Ein Haus mit Erdwärme – Energie in ihrem Element

Jeder möchte es zuhause warm haben. Wärme aus der Erde kann ganz einfach mit Hilfe einer Wärmepumpe ins Haus geholt werden. Die Erdwärme ist eine effektive Heizmethode.

Wer ein Haus baut, möchte daheim nicht ständig frieren und auch nicht immer kalt duschen – muss er auch nicht: Der Bauherr hat bei der Warmwasserbereitung und Heizung die sprichwörtliche Qual der Wahl. Konventionelle Quellen sind Kohle, Öl und Erdgas. Besonders zukunftsträchtig ist das Heizen und die Warmwasserbereitung mit Umweltwärme aus dem Erdreich. Dazu kommt Wärme aus dem Grundwasser und der Umgebungsluft. Diese Wärmearten stehen wetterunabhängig zu jeder Tages- und Jahreszeit zur Verfügung.  

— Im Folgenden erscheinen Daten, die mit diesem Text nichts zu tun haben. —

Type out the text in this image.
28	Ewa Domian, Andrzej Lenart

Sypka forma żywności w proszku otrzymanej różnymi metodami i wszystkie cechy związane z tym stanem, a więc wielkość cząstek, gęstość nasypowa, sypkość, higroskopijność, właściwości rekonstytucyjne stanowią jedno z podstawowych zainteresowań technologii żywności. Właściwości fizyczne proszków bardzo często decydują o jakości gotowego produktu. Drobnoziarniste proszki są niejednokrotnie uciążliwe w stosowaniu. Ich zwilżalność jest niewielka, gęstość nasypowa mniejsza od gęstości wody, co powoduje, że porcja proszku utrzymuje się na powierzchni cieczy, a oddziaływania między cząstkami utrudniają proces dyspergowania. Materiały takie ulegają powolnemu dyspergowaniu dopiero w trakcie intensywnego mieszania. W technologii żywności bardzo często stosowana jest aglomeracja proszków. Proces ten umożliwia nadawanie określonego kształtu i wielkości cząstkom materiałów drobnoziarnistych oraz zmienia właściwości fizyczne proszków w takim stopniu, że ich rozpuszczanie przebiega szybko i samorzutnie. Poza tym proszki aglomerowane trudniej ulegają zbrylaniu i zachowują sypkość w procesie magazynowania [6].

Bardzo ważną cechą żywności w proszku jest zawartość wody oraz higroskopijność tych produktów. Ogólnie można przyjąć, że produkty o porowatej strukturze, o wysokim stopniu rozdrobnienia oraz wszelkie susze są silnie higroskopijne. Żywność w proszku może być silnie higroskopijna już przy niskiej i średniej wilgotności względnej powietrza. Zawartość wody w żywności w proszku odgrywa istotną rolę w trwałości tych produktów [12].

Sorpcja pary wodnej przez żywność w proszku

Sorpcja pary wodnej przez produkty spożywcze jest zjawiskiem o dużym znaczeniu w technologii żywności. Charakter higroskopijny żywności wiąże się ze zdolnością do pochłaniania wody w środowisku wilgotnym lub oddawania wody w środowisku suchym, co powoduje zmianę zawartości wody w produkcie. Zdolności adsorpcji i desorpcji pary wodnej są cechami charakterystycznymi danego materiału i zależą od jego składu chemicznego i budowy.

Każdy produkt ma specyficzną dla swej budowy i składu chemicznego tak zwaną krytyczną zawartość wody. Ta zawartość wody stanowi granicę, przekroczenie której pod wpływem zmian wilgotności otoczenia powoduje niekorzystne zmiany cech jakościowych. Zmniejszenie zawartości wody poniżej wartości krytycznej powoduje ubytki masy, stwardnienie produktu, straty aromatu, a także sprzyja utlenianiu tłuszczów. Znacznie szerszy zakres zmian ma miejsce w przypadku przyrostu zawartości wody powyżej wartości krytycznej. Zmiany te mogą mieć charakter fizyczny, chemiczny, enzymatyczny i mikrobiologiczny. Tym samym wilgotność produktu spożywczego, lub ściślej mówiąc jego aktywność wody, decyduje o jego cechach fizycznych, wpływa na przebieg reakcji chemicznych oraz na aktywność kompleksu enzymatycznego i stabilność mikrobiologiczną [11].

Potenzial der Erdwärme übersteigt alle anderen Energiequellen

Schon das heute für das Haus nutzbare Potenzial an Erdwärme übersteigt die Reserven an Kohle, Öl und Gas um das Dreifache. Wer also ein Haus baut, kann und sollte sich die Erdwärme mit Hilfe einer Wärmepumpe erschließen. Viele Haushersteller bieten diese Technologie als Paketlösung für das neue Haus an.

 

Wärmepumpen: Der umgekehrte Kühlschrank

Wärmepumpen funktionieren nach dem Prinzip des Kühlschranks – nur umgekehrt: Der Kühlschrank erzeugt aus Strom die nötige Kälte und gibt zugleich Wärme an die Umwelt ab. Die Wärmepumpe erhöht die im Erdreich herrschenden sieben bis zehn Grad Celsius durch Verdampfen, Komprimieren und Kondensieren einer Spezialflüssigkeit. So werden dank der Erdwärme Temperaturen um 35 Grad Celsius erreicht, die ideal zum Betrieb einer Fußboden- oder Wandstrahlungsheizung im Haus sind.


Erdwärme als kostengünstiger Energieträger

Auch die Wärmepumpe benötigt Strom als Antriebsenergie, erzeugt jedoch je Kilowattstunde (KWh) Strom bis zu vier KWh Wärme. Drei Viertel der Energie für die Heizung und für die Warmwasserbereitung, aber auch für die Kühlung des Hauses im Sommer bezieht die Anlage also aus der Umwelt. Erdwärme ist damit langfristig ein sehr kostengünstiger Energieträger. Vor allem dann, wenn eine Photovoltaik-Anlage die Antriebsenergie für die Pumpe liefert.

 

Prinzip Wärmepumpe: Sonde oder Kollektor

Die meisten Wärmepumpen für Eigenheime arbeiten mit Erdwärmetauschern. Sie werden als vertikale Sonden in 50 bis 150 Meter tiefe Bohrlöcher oder als horizontale Kollektoren in ein bis zwei Meter tiefen Gräben verlegt. Je Kilowatt Heizlast sind etwa 40 Quadratmeter Kollektorfläche beziehungsweise eine Bohrtiefe von 15 Metern zu rechnen.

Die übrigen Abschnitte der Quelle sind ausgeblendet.